Xavier Rubert de Ventós
21/11/2025
3 min

At the heart of the independence movement was the desire to relegate identity-based and victim-blaming nationalism—in other words, the worst face of Pujolism, the Ferrussola face—to the background. The key contribution in this regard, from the intellectual sphere, came from the philosopher Xavier Rubert de Ventós, with his work From identity to independence, from 1999, a decade before the start of the Process. That book had a foreword by his friend Pasqual Maragall, who still declared himself a federalist. Over the years, Rubert de Ventós's essay would end up leading Maragallism and part of the PSC to pro-sovereignty positions.

Today, a quarter of a century later, Catalan nationalism is once again showing its identity-driven impulse, with the feverish outgrowth of Aliança Catalana, which is conditioning the discourse of Junts. We have returned to our worst version. What would the philosopher say, who believed that we had already "freed ourselves from the burden of identity, nostalgia, and whining"? He advocated for the creation of a state on republican terms, so that we could be citizens with all the consequences and with all the layers of identity we desired.

He did not deny the human phenomenon of identity, but he gave it a sensitive openness. He said: "All monographic identity is a danger. Look, I have a family, religious, sexual, ethnic, national identity... I am a neighbor, a father, a man, a parishioner, a teacher. I belong to a social class, a belief system, a club, a state. Some of these groups have been given to me; others, different ones." in the soukto another only I belong, in another believe, in others I am a soldier or perhaps just the votesThe political task of the future, for me, is to organize a society that does not deny, but rather integrates, this complex intimacy by articulating the diversity of its components.”
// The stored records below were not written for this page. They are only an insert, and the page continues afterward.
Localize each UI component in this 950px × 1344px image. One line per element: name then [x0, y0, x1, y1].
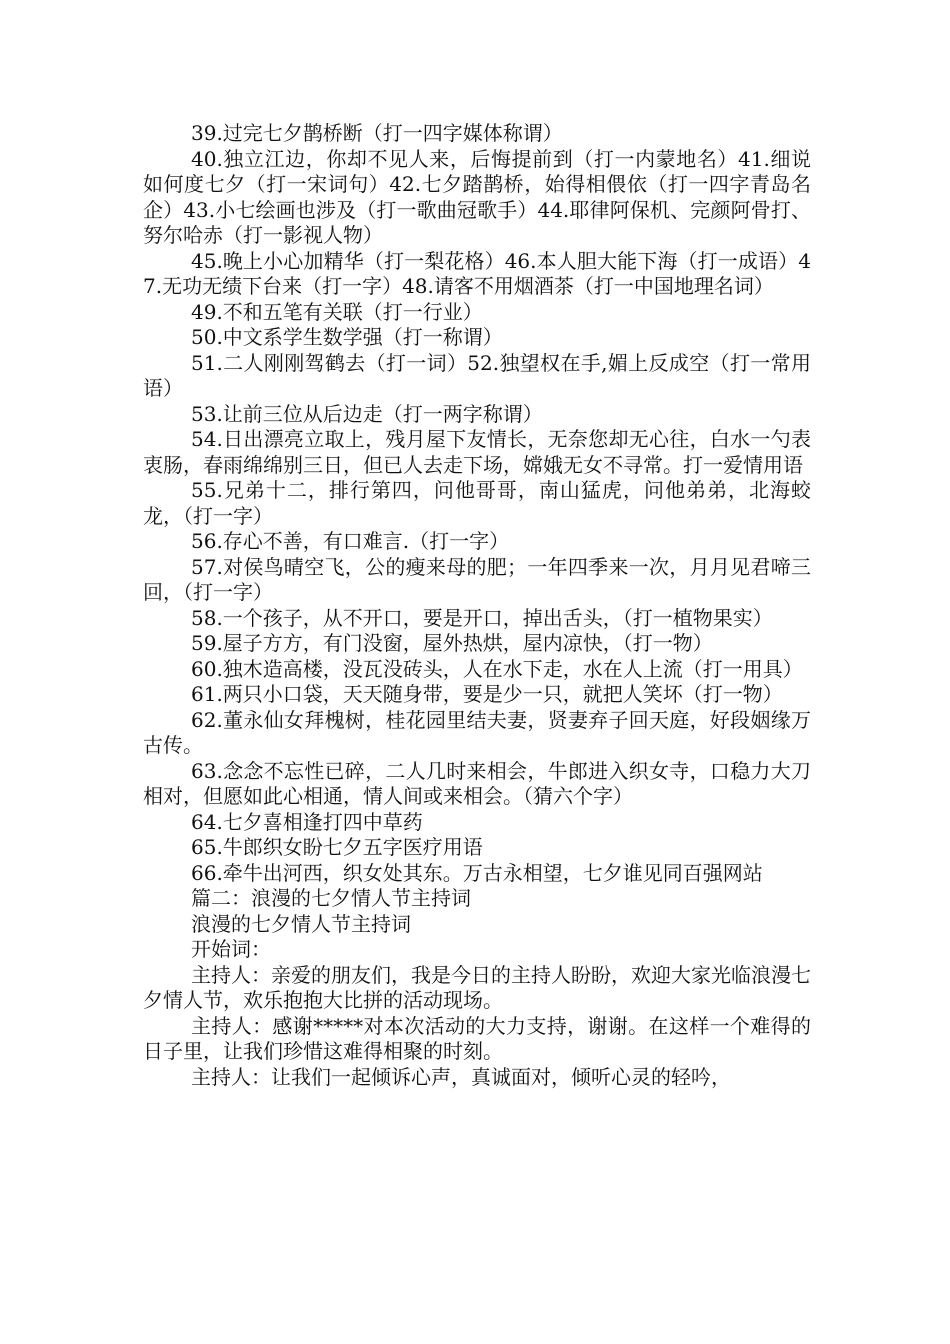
riddle-55: 55.兄弟十二，排行第四，问他哥哥，南山猛虎，问他弟弟，北海蛟龙，（打一字）: [143, 478, 811, 528]
riddle-39: 39.过完七夕鹊桥断（打一四字媒体称谓）: [191, 121, 563, 145]
riddles-45-48: 45.晚上小心加精华（打一梨花格）46.本人胆大能下海（打一成语）47.无功无绩下台来（打一字）48.请客不用烟酒茶（打一中国地理名词）: [143, 248, 811, 298]
riddle-65: 65.牛郎织女盼七夕五字医疗用语: [191, 835, 483, 859]
riddle-59: 59.屋子方方，有门没窗，屋外热烘，屋内凉快，（打一物）: [191, 631, 713, 655]
riddle-63: 63.念念不忘性已碎，二人几时来相会，牛郎进入织女寺，口稳力大刀相对，但愿如此心相通，情人间或来相会。（猜六个字）: [143, 758, 811, 808]
riddle-66: 66.牵牛出河西，织女处其东。万古永相望，七夕谁见同百强网站: [191, 860, 763, 885]
riddle-64: 64.七夕喜相逢打四中草药: [191, 809, 423, 834]
riddle-61: 61.两只小口袋，天天随身带，要是少一只，就把人笑坏（打一物）: [191, 682, 783, 706]
host-line-3: 主持人：让我们一起倾诉心声，真诚面对，倾听心灵的轻吟，: [191, 1064, 731, 1089]
riddle-50: 50.中文系学生数学强（打一称谓）: [191, 325, 503, 349]
riddle-54: 54.日出漂亮立取上，残月屋下友情长，无奈您却无心往，白水一勺表衷肠，春雨绵绵别三日，但已人去走下场，嫦娥无女不寻常。打一爱情用语: [143, 427, 811, 477]
section-heading: 篇二：浪漫的七夕情人节主持词: [191, 886, 471, 910]
host-line-1: 主持人：亲爱的朋友们，我是今日的主持人盼盼，欢迎大家光临浪漫七夕情人节，欢乐抱抱大比拼的活动现场。: [143, 962, 811, 1012]
riddle-60: 60.独木造高楼，没瓦没砖头，人在水下走，水在人上流（打一用具）: [191, 656, 803, 681]
riddle-58: 58.一个孩子，从不开口，要是开口，掉出舌头，（打一植物果实）: [191, 605, 773, 630]
section-title: 浪漫的七夕情人节主持词: [191, 911, 411, 936]
document-body: [143, 121, 811, 1090]
riddle-56: 56.存心不善，有口难言.（打一字）: [191, 529, 510, 553]
riddle-57: 57.对侯鸟晴空飞，公的瘦来母的肥；一年四季来一次，月月见君啼三回，（打一字）: [143, 554, 811, 604]
riddle-49: 49.不和五笔有关联（打一行业）: [191, 299, 483, 324]
opening-label: 开始词：: [191, 937, 271, 961]
riddle-62: 62.董永仙女拜槐树，桂花园里结夫妻，贤妻弃子回天庭，好段姻缘万古传。: [143, 707, 811, 757]
riddles-40-44: 40.独立江边，你却不见人来，后悔提前到（打一内蒙地名）41.细说如何度七夕（打一宋词句）42.七夕踏鹊桥，始得相偎依（打一四字青岛名企）43.小七绘画也涉及（打一歌曲冠歌手）44.耶律阿保机、完颜阿骨打、努尔哈赤（打一影视人物）: [143, 146, 811, 247]
riddle-53: 53.让前三位从后边走（打一两字称谓）: [191, 401, 543, 426]
riddles-51-52: 51.二人刚刚驾鹤去（打一词）52.独望权在手,媚上反成空（打一常用语）: [143, 350, 811, 400]
host-line-2: 主持人：感谢*****对本次活动的大力支持，谢谢。在这样一个难得的日子里，让我们珍惜这难得相聚的时刻。: [143, 1013, 811, 1063]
In political terms, he wanted Catalonia to cease being an UNOP (Unidentified Political Object) in Europe: he had been a Socialist member of parliament in Brussels. He also wanted to end the unhealthy Catalonia-Spain relationship, resentful on one side and arrogant on the other, which brought out the worst in each: “It reinforces all the ugliness I have inside me.” "I don't want to have those feelings." Seductive in his fragility and intelligence, with his insecure demeanor and the warmth of his gestures, he knew how to generate empathy: without renouncing his own complex identity, welcoming elegance was his ethic. Xenophobic, incompetent, and a jack-of-all-trades, this time with a shared Islamophobic component and with global Trumpism blowing in his favor. The Alliance and Vox-PP feed off each other and complement one another. As Francesc-Marc Álvaro said the other dayOrriols is betraying the essence of 150 years of Catalanism, a movement marked by the will for inclusion, by the idea of a single people, by its integrative capacity. A civic movement that, during the independence process, gave rise to initiatives like Súmate to reinforce the idea that everyone was welcome. This doesn't change the fact that the most reactionary elements of Spanish nationalism (then Ciudadanos) accused it of being exclusionary. But thanks to Rubert de Ventós and others—Carod-Rovira had also influenced the discourse of ERC—the pro-independence movement had rid itself of the reductionist identity-based impulse.

Negotiating in Madrid and Barcelona? What did our man from the realpolitik"I was never one of the '68 generation, who said, 'Demand the impossible.' No, no, having balls is demanding the possible. That's what's difficult, not demanding the impossible," Rubert said, trying to dismiss the Peter Pan mentality that often tries to influence us, the political infantilism of identifying enemies and fighting amongst ourselves.